A county fire marshal was responding with lights and siren to the same mutual aid structure fire, traveling east on the same road just ahead of the victims’ engine. The fire marshal stopped at the red light and then successfully traveled through the intersection in the direction of the response (see Photo 3). Note: The fire marshal told NIOSH investigators that he was 5–10 seconds in front of the victims’ engine, and he estimated that the engine would have caught the same red light as his vehicle. The fire marshal did not see the SUV strike the engine, and he was not aware of the crash until he heard a dispatch for a motor vehicle accident involving a fire truck that was dispatched at 1633 hours.
The engine had traveled approximately 1.8 miles when it encountered the red light at the intersection. The engine entered the intersection and was struck on its left rear side by an SUV that was entering from the north (left) side of the intersection. The engine struck the curb on the south (right) side and then rolled over; both victims were ejected. The engine rested on its top facing northwest and impacted a car in the opposing lane (see Photo 4).
The county director of public safety was nearby and responded to the crash scene. He stated during interviews that he was one of the first emergency responders on the crash scene and, after arriving, he provided emergency medical care to victim 1 who still had a pulse but was unresponsive and suffering from a head wound and general trauma. Victim 1 was transported to a local hospital and pronounced dead. Victim 2 was pronounced dead at the scene. The county coroner reported the cause of death for both victims as blunt force trauma. Both victims were reported to not be wearing their seat belts.
Photo 3. Intersection where crash occurred (same direction of travel as incident apparatus, eastbound).
Photo 4. Crash scene.
Occupational injuries and fatalities are often the result of one or more contributing factors or key events in a larger sequence of events that ultimately result in the injury or fatality. NIOSH investigators identified the following items as key contributing factors in this incident that ultimately led to the fatalities:
According to the medical examiner, the cause of death for each victim was blunt force trauma.
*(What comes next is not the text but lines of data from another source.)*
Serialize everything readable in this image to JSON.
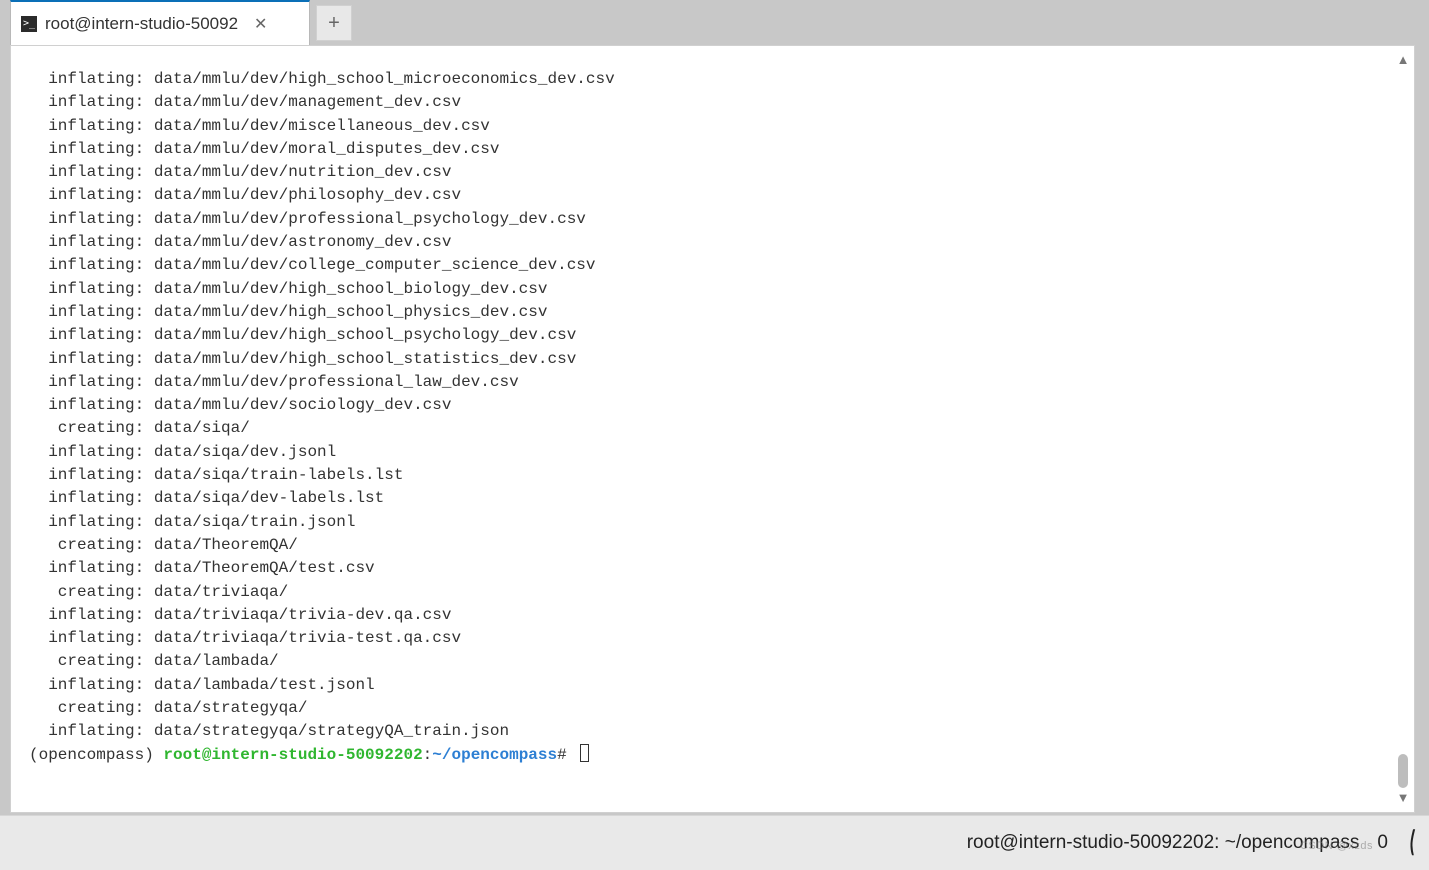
{
  "tab": {
    "title": "root@intern-studio-50092",
    "icon_label": ">_"
  },
  "newtab_glyph": "+",
  "close_glyph": "✕",
  "terminal": {
    "lines": [
      {
        "label": "inflating:",
        "path": "data/mmlu/dev/high_school_microeconomics_dev.csv"
      },
      {
        "label": "inflating:",
        "path": "data/mmlu/dev/management_dev.csv"
      },
      {
        "label": "inflating:",
        "path": "data/mmlu/dev/miscellaneous_dev.csv"
      },
      {
        "label": "inflating:",
        "path": "data/mmlu/dev/moral_disputes_dev.csv"
      },
      {
        "label": "inflating:",
        "path": "data/mmlu/dev/nutrition_dev.csv"
      },
      {
        "label": "inflating:",
        "path": "data/mmlu/dev/philosophy_dev.csv"
      },
      {
        "label": "inflating:",
        "path": "data/mmlu/dev/professional_psychology_dev.csv"
      },
      {
        "label": "inflating:",
        "path": "data/mmlu/dev/astronomy_dev.csv"
      },
      {
        "label": "inflating:",
        "path": "data/mmlu/dev/college_computer_science_dev.csv"
      },
      {
        "label": "inflating:",
        "path": "data/mmlu/dev/high_school_biology_dev.csv"
      },
      {
        "label": "inflating:",
        "path": "data/mmlu/dev/high_school_physics_dev.csv"
      },
      {
        "label": "inflating:",
        "path": "data/mmlu/dev/high_school_psychology_dev.csv"
      },
      {
        "label": "inflating:",
        "path": "data/mmlu/dev/high_school_statistics_dev.csv"
      },
      {
        "label": "inflating:",
        "path": "data/mmlu/dev/professional_law_dev.csv"
      },
      {
        "label": "inflating:",
        "path": "data/mmlu/dev/sociology_dev.csv"
      },
      {
        "label": " creating:",
        "path": "data/siqa/"
      },
      {
        "label": "inflating:",
        "path": "data/siqa/dev.jsonl"
      },
      {
        "label": "inflating:",
        "path": "data/siqa/train-labels.lst"
      },
      {
        "label": "inflating:",
        "path": "data/siqa/dev-labels.lst"
      },
      {
        "label": "inflating:",
        "path": "data/siqa/train.jsonl"
      },
      {
        "label": " creating:",
        "path": "data/TheoremQA/"
      },
      {
        "label": "inflating:",
        "path": "data/TheoremQA/test.csv"
      },
      {
        "label": " creating:",
        "path": "data/triviaqa/"
      },
      {
        "label": "inflating:",
        "path": "data/triviaqa/trivia-dev.qa.csv"
      },
      {
        "label": "inflating:",
        "path": "data/triviaqa/trivia-test.qa.csv"
      },
      {
        "label": " creating:",
        "path": "data/lambada/"
      },
      {
        "label": "inflating:",
        "path": "data/lambada/test.jsonl"
      },
      {
        "label": " creating:",
        "path": "data/strategyqa/"
      },
      {
        "label": "inflating:",
        "path": "data/strategyqa/strategyQA_train.json"
      }
    ],
    "prompt": {
      "env": "(opencompass) ",
      "userhost": "root@intern-studio-50092202",
      "colon": ":",
      "path": "~/opencompass",
      "sep": "# "
    }
  },
  "statusbar": {
    "text": "root@intern-studio-50092202: ~/opencompass",
    "count": "0",
    "bell_glyph": "⎝"
  },
  "scroll": {
    "up_glyph": "▲",
    "down_glyph": "▼"
  },
  "watermark": "CSDN @xzds"
}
Discussion: The fire department involved in this incident had a verbal policy that required all fire fighters to use their seat belts but did not have a written standard operating procedure (SOP) requiring the use of seat belts. Both victims, one being the chief of the department, were not wearing seat belts at the time of the crash. The medical examiner noted that the fatal injuries for both victims were injuries from ejection and, although it is uncertain if either of the men if restrained by seat belts would have survived, they would have had a greater chance of survival.
Fire departments should develop, train upon, and strictly enforce (at all levels of the organization, from the apparatus driver and fire fighters riding in the apparatus, to the officer on the apparatus and chief officer levels) SOPs on the use of seat belts. The SOPs should apply to all persons driving or riding in all emergency vehicles, and they should state that all persons should be seated and secured in an approved riding position before the vehicle is in motion. Although there is no evidence in this incident that the nature of the emergency call (house fire with an explosion, heavy smoke and fire) had an effect on the decision to not use the seat belts, dispatch data or radio traffic can lead to an increase in adrenalin, which can cause responders to skip important safety steps such as using seat belts and “driving with due regard.” Training on SOPs should reinforce the need for drivers and fire fighters to recognize when an increased adrenalin response (caused by radio traffic or dispatch information) may cause them to inadvertently omit an important safety step, such as the use of seat belts. During interviews, fire fighters reported that the chief (victim 1) was known for using his seat belt and encouraging other fire fighters to use theirs.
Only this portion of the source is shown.